Mittwoch, 13. Juni 2018

Ginkgo Biloba: Natürlicher Schutz für die Gefäße




Natürlicher Schutz für die Gefäße



Ginkgo-Extrakte scheinen frühen Phasen der Gefäßverkalkung vorzubeugen. Das führen Berliner Wissenschaftler vor allem auf das antioxidative Potenzial der enthaltenen Flavonoide zurück.

Ein Extrakt aus Ginkgo-biloba-Blättern scheint der Entstehung arteriosklerotischer Plaques in Blutgefäßen vorzubeugen. Darauf deutet eine Pilotstudie von Wissenschaftlern um Professor Dr. Günter Siegel vom Institut für Physiologie der Charité Universitätsmedizin Berlin hin. Erschienen ist sie in der Fachzeitschrift »Atherosclerosis« (Band 192, Seiten 438 bis 444).

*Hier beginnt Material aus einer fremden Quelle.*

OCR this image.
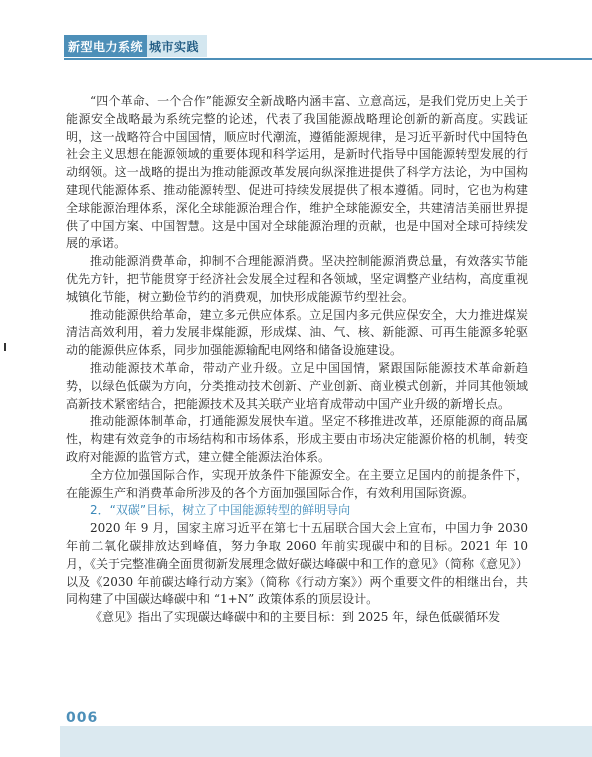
新型电力系统 城市实践

“四个革命、一个合作”能源安全新战略内涵丰富、立意高远，是我们党历史上关于能源安全战略最为系统完整的论述，代表了我国能源战略理论创新的新高度。实践证明，这一战略符合中国国情，顺应时代潮流，遵循能源规律，是习近平新时代中国特色社会主义思想在能源领域的重要体现和科学运用，是新时代指导中国能源转型发展的行动纲领。这一战略的提出为推动能源改革发展向纵深推进提供了科学方法论，为中国构建现代能源体系、推动能源转型、促进可持续发展提供了根本遵循。同时，它也为构建全球能源治理体系，深化全球能源治理合作，维护全球能源安全，共建清洁美丽世界提供了中国方案、中国智慧。这是中国对全球能源治理的贡献，也是中国对全球可持续发展的承诺。

推动能源消费革命，抑制不合理能源消费。坚决控制能源消费总量，有效落实节能优先方针，把节能贯穿于经济社会发展全过程和各领域，坚定调整产业结构，高度重视城镇化节能，树立勤俭节约的消费观，加快形成能源节约型社会。

推动能源供给革命，建立多元供应体系。立足国内多元供应保安全，大力推进煤炭清洁高效利用，着力发展非煤能源，形成煤、油、气、核、新能源、可再生能源多轮驱动的能源供应体系，同步加强能源输配电网络和储备设施建设。

推动能源技术革命，带动产业升级。立足中国国情，紧跟国际能源技术革命新趋势，以绿色低碳为方向，分类推动技术创新、产业创新、商业模式创新，并同其他领域高新技术紧密结合，把能源技术及其关联产业培育成带动中国产业升级的新增长点。

推动能源体制革命，打通能源发展快车道。坚定不移推进改革，还原能源的商品属性，构建有效竞争的市场结构和市场体系，形成主要由市场决定能源价格的机制，转变政府对能源的监管方式，建立健全能源法治体系。

全方位加强国际合作，实现开放条件下能源安全。在主要立足国内的前提条件下，在能源生产和消费革命所涉及的各个方面加强国际合作，有效利用国际资源。

2．“双碳”目标，树立了中国能源转型的鲜明导向

2020 年 9 月，国家主席习近平在第七十五届联合国大会上宣布，中国力争 2030 年前二氧化碳排放达到峰值，努力争取 2060 年前实现碳中和的目标。2021 年 10 月，《关于完整准确全面贯彻新发展理念做好碳达峰碳中和工作的意见》（简称《意见》）以及《2030 年前碳达峰行动方案》（简称《行动方案》）两个重要文件的相继出台，共同构建了中国碳达峰碳中和 “1+N” 政策体系的顶层设计。

《意见》指出了实现碳达峰碳中和的主要目标：到 2025 年，绿色低碳循环发

006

Gewöhnlich kommen Ginkgo-Extrakte zum Einsatz, um bei älteren Menschen die Durchblutung und Konzentrationsfähigkeit zu steigern. Siegel und Kollegen deuten nun auch auf eine Schutzwirkung vor Arteriosklerose hin.

An der Studie nahmen insgesamt acht Patienten teil, die sich alle aufgrund einer schweren Arteriosklerose einer Bypass-Operation am Herzen unterziehen mussten. Nach dem Eingriff bekamen sie als Standardtherapie Acetylsalicylsäure zur Gerinnungshemmung sowie blutdrucksenkende Beta-Blocker und ACE-Hemmer. Zusätzlich nahmen sie acht Wochen lang zweimal täglich 120 Milligramm des Ginkgo-Spezial-Extraktes EGb 761 (Rökan® novo) ein.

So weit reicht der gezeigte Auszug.